Ainsi, tantôt il ne tarit pas d’éloges à l’endroit de ce gouvernement, tantôt il fait à son endroit des déclarations «peu coopératives».

A titre indicatif, il a déclaré dimanche 4 septembre 2016 à Sfax que «ce gouvernement jeune dispose de véritables compétences pour réussir, particulièrement dans les domaines de l’économie et du développement». Il a même repris à son compte la mise en garde évoquée par Youssef Chahed dans son discours d’investiture quand il avait évoqué la possibilité, si rien n’est fait, de recourir à la politique d’austérité avec comme corollaires le blocage des salaires, la suspension des recrutements, le licenciement de travailleurs…

Dans d’autres endroits et sphères, le gourou tient un discours pour le moins qu’on puisse dire déstabilisateur pour le gouvernement. Ainsi, lors d’une visite à Gafsa, le 27 août 2016, il avait déclaré à la radio régionale de Gafsa que «le gouvernement devrait entreprendre des négociations avec les habitants de cette région, et faire en sorte qu’une partie des revenus du phosphate soit dédiée à ce gouvernorat».

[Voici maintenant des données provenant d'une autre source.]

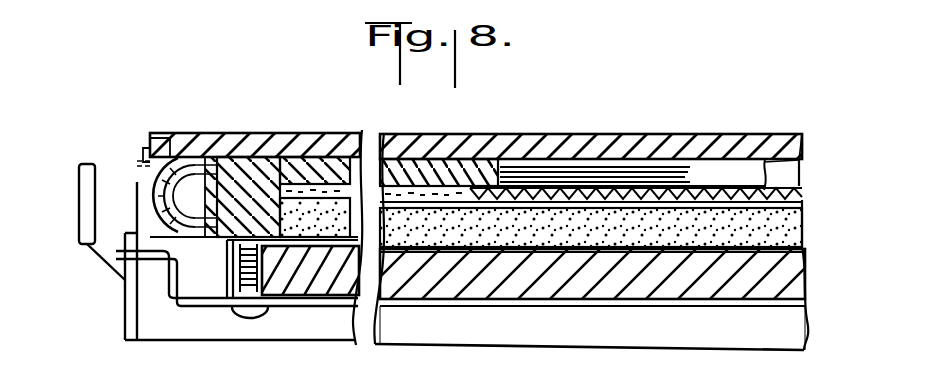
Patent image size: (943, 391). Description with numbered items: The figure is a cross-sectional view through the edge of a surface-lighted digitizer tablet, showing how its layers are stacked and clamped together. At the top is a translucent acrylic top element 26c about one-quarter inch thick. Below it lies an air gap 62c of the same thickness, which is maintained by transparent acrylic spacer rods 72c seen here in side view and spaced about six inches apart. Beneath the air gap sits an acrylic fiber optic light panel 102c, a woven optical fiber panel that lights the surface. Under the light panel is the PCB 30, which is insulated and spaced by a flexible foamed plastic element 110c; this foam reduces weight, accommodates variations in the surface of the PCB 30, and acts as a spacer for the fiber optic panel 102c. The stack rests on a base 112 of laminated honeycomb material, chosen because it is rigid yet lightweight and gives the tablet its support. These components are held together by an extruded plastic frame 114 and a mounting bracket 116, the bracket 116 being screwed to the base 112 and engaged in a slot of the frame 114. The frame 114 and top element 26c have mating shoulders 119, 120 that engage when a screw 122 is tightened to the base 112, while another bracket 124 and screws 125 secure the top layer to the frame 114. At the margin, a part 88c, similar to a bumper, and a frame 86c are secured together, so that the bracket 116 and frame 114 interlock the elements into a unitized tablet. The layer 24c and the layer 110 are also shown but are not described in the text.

The translucent acrylic top element 26c is at (315, 133).
The intermediate layer 24c is at (425, 134).
The flexible foamed plastic element 110c is at (478, 136).
The acrylic fiber optic light panel 102c is at (618, 188).
The transparent acrylic spacer rods 72c is at (640, 188).
The air gap 62c is at (790, 182).
The PCB 30 is at (453, 198).
The lower hatched layer 110 is at (705, 230).
The base 112 is at (564, 277).
The mounting bracket 116 is at (200, 307).
The screw 122 is at (243, 318).
The extruded plastic frame 114 is at (114, 262).
The bumper part 88c is at (158, 207).
The frame 86c is at (218, 233).
The bracket 124 is at (139, 145).
The mating shoulder 120 is at (154, 142).
The mating shoulder 119 is at (156, 131).
The screws 125 is at (192, 133).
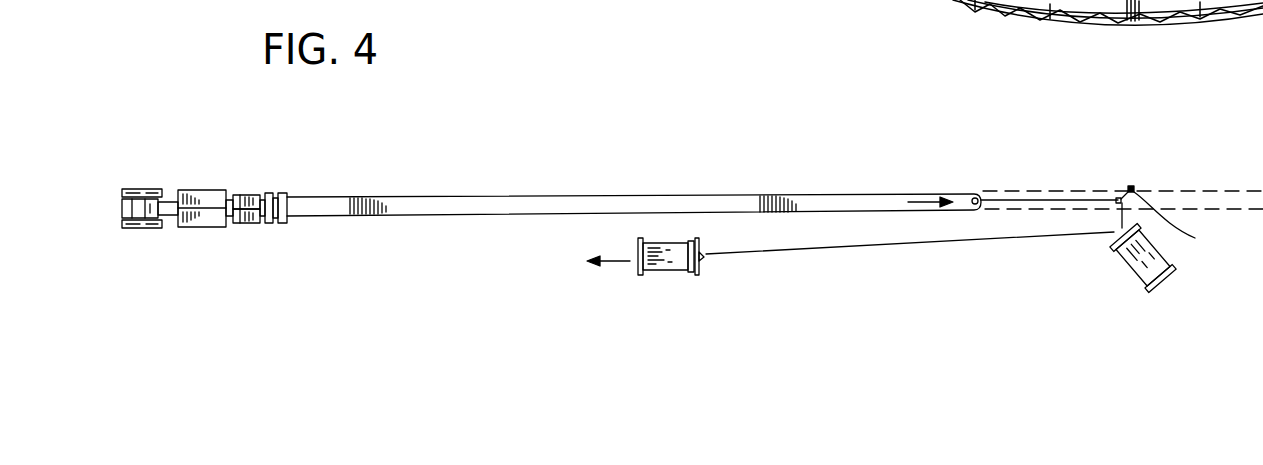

Pour les observateurs de la chose tunisienne, une telle déclaration est bien plus qu’une initiative destinée à déstabiliser le gouvernement, c’est «un véritable projet de guerre civile» d’autant plus que cette question d’exploitation et d’appropriation des ressources naturelles par les régions a été définitivement réglée par la Constitution de 2014 en l’intégrant dans le cadre d’une réforme globale sur le pouvoir local avec comme composantes, la discrimination positive, la décentralisation, la fiscalité locale et régionale.

Ainsi, l’article 13 de la Constitution stipule que «les ressources naturelles appartiennent au peuple tunisien. L’État y exerce sa souveraineté en son nom», tandis qu’on lit dans l’article 136 «… Une part des revenus provenant de l’exploitation des ressources naturelles peut être consacrée à la promotion du développement régional sur l’ensemble du territoire national».

Mais le gourou ne s’arrête pas là. Dans une déclaration faite à la Une du Journal Echourouk, publiée lundi 5 septembre 2016, le gourou affirme que «la possibilité pour Ennahdha de retirer sa confiance du gouvernement Youssef Chahed n’est pas exclue». Un gouvernement qui n’a pas encore dix jours d’existence. Sans commentaire.

Apparemment grisé et dopé par l’appui que vient de lui fournir son sponsor régional, le sultan Erdogan de Turquie auquel il vient de lui rendre visite, donne l’impression qu’il est le seul à gouverner le pays, à accorder un satisfecit à celui-là et à retirer sa confiance à tel autre.

Décryptage: drôle de prestige de l’Etat.